Great. Already grabbed the previous release and as my Xbox is already banned I won't need to grab this. Fantastic that it has a proper release though.


----------



## Joe88 (May 18, 2010)

I grabbed the proper release of the last release


----------



## FAST6191 (May 18, 2010)

Good to see a scene release.

@others what Joe88 speaks of was nothing major (once you have the ISO it should be fine)- just properly packed and compressed rar files.


----------



## Fusion (May 18, 2010)

Does System Link work?

Theres lots of problems with people getting System Link to find each other, it only allows you into your own free roam but never together.

I have also tried with the same problem on both a JTAG 8955 fw x360 & a 9199 fw x360 with no good news at all


----------



## djmix56 (May 18, 2010)

Fusion said:
			
		

> Does System Link work?
> 
> Theres lots of problems with people getting System Link to find each other, it only allows you into your own free roam but never together.
> 
> I have also tried with the same problem on both a JTAG 8955 fw x360 & a 9199 fw x360 with no good news at all



I've been looking around for a solution to this myself because I am having the same exact problem.

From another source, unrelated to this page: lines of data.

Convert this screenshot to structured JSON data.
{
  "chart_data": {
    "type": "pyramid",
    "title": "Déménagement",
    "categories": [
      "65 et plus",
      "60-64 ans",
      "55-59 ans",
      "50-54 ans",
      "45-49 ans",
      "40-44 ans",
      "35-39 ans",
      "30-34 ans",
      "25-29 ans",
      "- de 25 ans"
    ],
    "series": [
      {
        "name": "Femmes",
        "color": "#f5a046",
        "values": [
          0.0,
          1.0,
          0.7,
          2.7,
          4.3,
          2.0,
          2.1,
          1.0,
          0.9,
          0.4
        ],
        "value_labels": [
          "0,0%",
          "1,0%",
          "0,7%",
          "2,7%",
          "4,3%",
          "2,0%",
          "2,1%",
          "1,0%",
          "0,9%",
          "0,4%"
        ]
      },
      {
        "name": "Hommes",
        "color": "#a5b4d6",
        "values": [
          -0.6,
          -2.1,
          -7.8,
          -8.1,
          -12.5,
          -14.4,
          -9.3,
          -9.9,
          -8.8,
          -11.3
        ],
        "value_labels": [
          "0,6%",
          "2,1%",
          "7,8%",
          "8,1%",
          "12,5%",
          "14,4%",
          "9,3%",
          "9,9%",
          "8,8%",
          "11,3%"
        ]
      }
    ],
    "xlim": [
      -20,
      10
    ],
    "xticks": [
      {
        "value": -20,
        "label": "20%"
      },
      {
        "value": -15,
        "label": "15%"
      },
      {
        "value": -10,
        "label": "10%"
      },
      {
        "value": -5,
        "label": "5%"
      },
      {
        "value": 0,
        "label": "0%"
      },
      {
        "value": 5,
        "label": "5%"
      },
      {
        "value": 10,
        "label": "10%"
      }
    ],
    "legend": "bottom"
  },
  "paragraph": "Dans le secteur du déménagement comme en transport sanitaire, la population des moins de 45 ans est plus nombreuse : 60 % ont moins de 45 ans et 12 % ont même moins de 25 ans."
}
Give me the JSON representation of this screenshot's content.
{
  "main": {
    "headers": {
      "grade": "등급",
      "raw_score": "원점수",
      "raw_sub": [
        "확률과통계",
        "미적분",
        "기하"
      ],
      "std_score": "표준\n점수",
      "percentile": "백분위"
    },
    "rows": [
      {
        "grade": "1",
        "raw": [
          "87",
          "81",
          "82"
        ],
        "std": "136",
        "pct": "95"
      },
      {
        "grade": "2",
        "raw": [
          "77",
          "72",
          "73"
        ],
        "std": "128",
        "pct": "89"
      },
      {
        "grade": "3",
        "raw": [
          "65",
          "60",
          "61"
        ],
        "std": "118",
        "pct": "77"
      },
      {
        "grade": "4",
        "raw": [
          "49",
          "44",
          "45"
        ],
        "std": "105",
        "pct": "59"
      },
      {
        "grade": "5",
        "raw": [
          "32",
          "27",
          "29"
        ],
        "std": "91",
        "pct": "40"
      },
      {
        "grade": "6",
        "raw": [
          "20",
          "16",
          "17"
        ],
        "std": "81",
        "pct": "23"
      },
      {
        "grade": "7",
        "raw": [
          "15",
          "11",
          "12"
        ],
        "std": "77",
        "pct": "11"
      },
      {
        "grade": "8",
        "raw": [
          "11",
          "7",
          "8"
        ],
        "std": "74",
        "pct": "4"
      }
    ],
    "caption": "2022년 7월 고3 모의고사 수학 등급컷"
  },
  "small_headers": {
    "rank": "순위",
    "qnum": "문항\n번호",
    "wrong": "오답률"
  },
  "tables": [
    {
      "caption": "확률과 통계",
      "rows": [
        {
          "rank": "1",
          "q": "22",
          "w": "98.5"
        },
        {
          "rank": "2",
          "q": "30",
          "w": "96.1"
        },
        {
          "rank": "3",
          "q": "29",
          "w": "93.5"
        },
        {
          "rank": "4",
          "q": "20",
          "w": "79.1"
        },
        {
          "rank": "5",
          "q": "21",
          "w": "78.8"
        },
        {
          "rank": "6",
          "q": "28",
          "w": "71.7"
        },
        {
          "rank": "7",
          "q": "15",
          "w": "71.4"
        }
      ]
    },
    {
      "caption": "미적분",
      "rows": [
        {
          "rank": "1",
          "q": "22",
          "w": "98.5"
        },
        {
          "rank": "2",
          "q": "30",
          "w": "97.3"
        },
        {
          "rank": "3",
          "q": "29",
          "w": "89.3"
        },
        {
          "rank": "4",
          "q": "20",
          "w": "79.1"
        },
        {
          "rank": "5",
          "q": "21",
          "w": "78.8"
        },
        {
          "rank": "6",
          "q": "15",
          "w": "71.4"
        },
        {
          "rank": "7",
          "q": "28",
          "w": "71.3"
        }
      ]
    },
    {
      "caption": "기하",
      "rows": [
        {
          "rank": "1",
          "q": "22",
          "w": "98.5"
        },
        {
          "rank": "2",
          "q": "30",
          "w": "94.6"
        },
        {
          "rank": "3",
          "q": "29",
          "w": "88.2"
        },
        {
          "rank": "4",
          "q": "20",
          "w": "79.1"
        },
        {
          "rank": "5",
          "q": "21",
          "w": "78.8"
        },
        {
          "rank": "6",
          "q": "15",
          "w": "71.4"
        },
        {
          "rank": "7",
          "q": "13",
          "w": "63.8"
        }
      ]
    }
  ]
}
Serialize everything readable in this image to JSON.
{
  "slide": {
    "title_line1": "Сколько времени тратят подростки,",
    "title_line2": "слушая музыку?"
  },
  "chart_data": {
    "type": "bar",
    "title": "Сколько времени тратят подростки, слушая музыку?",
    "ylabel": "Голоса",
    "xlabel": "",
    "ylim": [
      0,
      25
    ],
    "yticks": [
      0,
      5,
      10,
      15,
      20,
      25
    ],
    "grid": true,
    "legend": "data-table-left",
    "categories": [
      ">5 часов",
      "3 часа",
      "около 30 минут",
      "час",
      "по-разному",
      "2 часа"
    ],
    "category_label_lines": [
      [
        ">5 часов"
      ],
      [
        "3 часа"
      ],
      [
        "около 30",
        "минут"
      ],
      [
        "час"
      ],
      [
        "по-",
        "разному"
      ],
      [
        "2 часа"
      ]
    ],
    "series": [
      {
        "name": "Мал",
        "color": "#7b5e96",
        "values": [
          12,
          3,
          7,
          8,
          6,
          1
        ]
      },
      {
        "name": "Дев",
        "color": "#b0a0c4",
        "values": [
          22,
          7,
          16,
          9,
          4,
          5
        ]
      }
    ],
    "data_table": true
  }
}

Anyone have any ideas on this issue?


----------



## VashTS (May 19, 2010)

this game is cool but its a gta clone. its actually like a siamese twin.  not saying thats a bad thing, but its a little to similar for my comfort.  very good gameplay and so far its a good story.  anyone get to the end yet?


----------



## djmix56 (May 19, 2010)

VashTS said:
			
		

> this game is cool but its a gta clone. its actually like a siamese twin.  not saying thats a bad thing, but its a little to similar for my comfort.  very good gameplay and so far its a good story.  anyone get to the end yet?



Similar in some things yes... but those things worked from GTA 4 so why fix what isn't broken?  
	

	
	
		
		

		
		
	


	



Besides, this games in a genre of it's own and I've been waiting for the perfect western game for years.  

And yes, to answer your question, I have beaten it already. It took me like 20 hours or so to beat it I believe but it was definitely worth every hour.
I would have to say it has a rather good story overall and I really enjoyed the gameplay too. I especially liked the ending, which had a nice twist. But some people might not like it. Probably the best story/character driven game I've played since Mass Effect 2. The only thing I haven't done yet is the multipayer. Going to try that tomorrow & see how that goes. 
	

	
	
		
		

		
		
	


	




And to anyone else who doesn't already know... Rockstar fixed the system link issues with a title update earlier. So now it works...for me at least.


----------



## VashTS (May 20, 2010)

pm me a synopsis if you don't mind i like to know the story, including ending before i watch/play a movie/game


----------